Below, we highlight some general teaching and learning strategies
with an emphasis on strategies applicable to teaching and learning data science. These general strategies
are more conceptual than those described in the last section, and are likely more
useful as starting points for further research or reflection, instead of as specific techniques that can be brought to the next
workshop, class, or peer-to-peer teaching session.
### Teaching and learning are complex
One principle from *How People Learn II* is that learning is not just about what
learners know or think, but is also about the developmental, cultural, contextual,
and historical factors each individual brings to the table. In short, learning is complex.

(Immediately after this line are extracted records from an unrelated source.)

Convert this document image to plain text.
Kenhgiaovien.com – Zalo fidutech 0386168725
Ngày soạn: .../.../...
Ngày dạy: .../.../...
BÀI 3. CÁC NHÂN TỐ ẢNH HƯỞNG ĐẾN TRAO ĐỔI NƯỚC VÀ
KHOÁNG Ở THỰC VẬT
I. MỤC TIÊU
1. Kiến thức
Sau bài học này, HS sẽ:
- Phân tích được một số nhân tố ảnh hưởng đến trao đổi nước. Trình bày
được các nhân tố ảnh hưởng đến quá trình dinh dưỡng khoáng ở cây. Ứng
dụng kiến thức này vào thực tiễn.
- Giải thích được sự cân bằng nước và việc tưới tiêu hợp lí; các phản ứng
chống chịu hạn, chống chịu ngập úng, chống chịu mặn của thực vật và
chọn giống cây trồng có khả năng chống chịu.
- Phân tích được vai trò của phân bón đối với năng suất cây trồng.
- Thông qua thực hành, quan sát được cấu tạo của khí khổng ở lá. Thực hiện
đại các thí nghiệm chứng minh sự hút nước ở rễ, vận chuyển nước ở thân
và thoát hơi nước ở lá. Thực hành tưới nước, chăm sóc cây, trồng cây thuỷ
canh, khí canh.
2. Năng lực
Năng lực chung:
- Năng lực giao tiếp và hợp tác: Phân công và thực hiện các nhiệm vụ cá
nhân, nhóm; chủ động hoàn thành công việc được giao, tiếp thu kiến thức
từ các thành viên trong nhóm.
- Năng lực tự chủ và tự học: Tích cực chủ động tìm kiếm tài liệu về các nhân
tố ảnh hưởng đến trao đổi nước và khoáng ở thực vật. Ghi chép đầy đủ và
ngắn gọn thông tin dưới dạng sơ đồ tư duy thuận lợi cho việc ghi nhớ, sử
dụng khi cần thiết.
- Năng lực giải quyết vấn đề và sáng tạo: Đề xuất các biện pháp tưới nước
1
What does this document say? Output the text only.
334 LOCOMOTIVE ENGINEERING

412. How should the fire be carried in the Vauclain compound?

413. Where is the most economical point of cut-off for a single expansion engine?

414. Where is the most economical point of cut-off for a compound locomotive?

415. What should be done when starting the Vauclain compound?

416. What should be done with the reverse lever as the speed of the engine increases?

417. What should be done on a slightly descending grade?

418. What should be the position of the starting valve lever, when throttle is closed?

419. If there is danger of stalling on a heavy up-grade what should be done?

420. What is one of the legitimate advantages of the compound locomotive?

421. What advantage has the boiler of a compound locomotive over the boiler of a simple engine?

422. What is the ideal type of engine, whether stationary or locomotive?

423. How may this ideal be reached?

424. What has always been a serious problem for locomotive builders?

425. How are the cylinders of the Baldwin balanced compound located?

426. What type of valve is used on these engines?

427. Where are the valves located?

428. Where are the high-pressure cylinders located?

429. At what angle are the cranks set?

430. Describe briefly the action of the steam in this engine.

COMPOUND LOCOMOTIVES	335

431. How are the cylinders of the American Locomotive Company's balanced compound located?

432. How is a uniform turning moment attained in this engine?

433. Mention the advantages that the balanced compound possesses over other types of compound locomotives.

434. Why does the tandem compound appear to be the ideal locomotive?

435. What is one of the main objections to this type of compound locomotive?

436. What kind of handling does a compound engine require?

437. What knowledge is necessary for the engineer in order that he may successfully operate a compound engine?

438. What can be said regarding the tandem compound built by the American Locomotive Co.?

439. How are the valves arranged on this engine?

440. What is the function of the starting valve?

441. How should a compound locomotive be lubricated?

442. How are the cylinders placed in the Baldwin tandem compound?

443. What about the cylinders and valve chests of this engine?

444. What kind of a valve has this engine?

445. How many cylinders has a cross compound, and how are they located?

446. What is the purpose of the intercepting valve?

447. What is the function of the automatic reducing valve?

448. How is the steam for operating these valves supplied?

This is an asset to teachers, because learners often bring resources that can
serve as a starting point for their learning trajectory in data science.
Individual distinctions also mean that educators need to consider factors beyond
what learners know, such as their prior educational experiences and what resources
and other individuals they have access to at work and at home.

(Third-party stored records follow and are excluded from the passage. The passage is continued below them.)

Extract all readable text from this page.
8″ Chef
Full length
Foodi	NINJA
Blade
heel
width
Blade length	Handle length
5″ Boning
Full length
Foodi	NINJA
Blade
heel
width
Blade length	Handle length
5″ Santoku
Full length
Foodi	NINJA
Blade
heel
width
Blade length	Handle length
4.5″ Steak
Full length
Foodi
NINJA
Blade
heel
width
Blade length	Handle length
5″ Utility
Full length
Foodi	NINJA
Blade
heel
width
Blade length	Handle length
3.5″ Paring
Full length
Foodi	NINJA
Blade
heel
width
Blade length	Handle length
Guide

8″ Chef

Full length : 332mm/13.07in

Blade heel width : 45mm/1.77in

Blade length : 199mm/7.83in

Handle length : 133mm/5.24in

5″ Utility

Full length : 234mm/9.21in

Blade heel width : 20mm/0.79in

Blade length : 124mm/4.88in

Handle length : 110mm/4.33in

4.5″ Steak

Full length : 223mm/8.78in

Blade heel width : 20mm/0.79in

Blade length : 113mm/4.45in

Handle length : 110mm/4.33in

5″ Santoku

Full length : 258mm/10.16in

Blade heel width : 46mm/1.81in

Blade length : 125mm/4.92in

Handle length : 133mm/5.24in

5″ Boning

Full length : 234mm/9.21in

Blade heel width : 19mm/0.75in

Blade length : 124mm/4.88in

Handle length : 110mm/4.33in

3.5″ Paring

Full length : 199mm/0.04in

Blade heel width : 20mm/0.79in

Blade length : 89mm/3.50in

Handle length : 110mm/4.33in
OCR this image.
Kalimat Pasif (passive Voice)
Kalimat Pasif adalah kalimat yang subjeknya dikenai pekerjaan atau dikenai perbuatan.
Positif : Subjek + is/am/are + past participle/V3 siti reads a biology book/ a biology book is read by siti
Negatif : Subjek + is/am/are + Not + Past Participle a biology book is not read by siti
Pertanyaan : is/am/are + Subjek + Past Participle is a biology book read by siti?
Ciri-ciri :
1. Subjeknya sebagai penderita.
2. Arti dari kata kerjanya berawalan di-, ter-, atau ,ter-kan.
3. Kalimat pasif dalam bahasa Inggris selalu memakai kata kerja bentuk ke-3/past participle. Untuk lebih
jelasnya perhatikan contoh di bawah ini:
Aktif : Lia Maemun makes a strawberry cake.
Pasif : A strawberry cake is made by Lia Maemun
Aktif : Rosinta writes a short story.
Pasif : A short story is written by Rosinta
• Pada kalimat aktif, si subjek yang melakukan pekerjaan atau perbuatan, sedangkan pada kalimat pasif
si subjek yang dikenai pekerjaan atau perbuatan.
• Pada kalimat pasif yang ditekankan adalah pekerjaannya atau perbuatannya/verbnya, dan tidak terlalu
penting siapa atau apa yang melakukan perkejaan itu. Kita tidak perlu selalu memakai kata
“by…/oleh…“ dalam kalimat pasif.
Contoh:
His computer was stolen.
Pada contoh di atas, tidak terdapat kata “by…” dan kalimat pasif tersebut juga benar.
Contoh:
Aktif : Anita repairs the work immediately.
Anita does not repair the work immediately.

### Learners learn many different things (consciously and unconsciously)
The authors of *How People Learn II* point out that individuals learn in response
to different challenges and circumstances, including those in formal learning environments, such as
workshops or classes. This learning also happens at a different rate for each individual.
This principle implies a strategy that involves supporting
learners doing data science, however and whenever they learn it. This means that
it is both okay---and even to be expected---that learners may learn more
from a problem they try to solve on their own, than from a workshop
or class (or even a degree!). This also suggests that learners may learn things
that we do not anticipate.
### Meta-cognition is important (even though it sounds more dophisticated than it is!)
Educators and educational researchers often talk about meta-cognition, or
thinking (and ideas) about thinking, as if it is something only very
sophisticated learners do. In reality, it is much more commonplace, as
people (and learners) are thinking about what they are learning and doing
regularly. Instructors can support meta-cognition by asking their students
to consider what they learned and what they would like to learn more about.
Exit tickets can be a great way to do this, but a brief period in-class would also work.
Another strategy is to help learners recognize when it is important to ask for help.
Often in data science, the right question to the right person (or community)
can save hours of work.
### Learning strategies matter
While teachers are responsible for designing learning opportunities, learners
also play an important role in their own learning! According to the authors of
*How People Learn II*, learning strategies matter, including those that help students
retrieve, summarize, and explain what they have learned to themselves and others (see @nrc2018 for an elaboration on these).
Teaching strategies, such as how content is spaced and sequenced, also help learners.
@dirksen2015's *Design for How People Learn* presents these strategies, based largely on instructional
design research, that may be helpful to those teaching data science.
What is most important for teachers of data science is less the specific strategies,
and more the commitment to teaching their students how to learn.
## Summary
Data science educators do not need to reinvent the wheel when it comes to teaching about data science. Insights from other, related educational domains (such as statistics education and computer science education) may prove helpful to those seeking to teach data science to others, whether in a one-on-one setting, a workshop, or through a formal class. In this chapter, we sought to describe both the pedagogical principles for this book and some
strategies for teaching data science. As scholarship and practice where it comes to teaching and learning data science continues to develop, we hope that those teaching (and producing scholarship about) data science not only draw upon the findings of those in other domains but carve out a domain of their own---one with findings that may have implications for how statistics, computer science, or even subject matters such as science and mathematics are learned.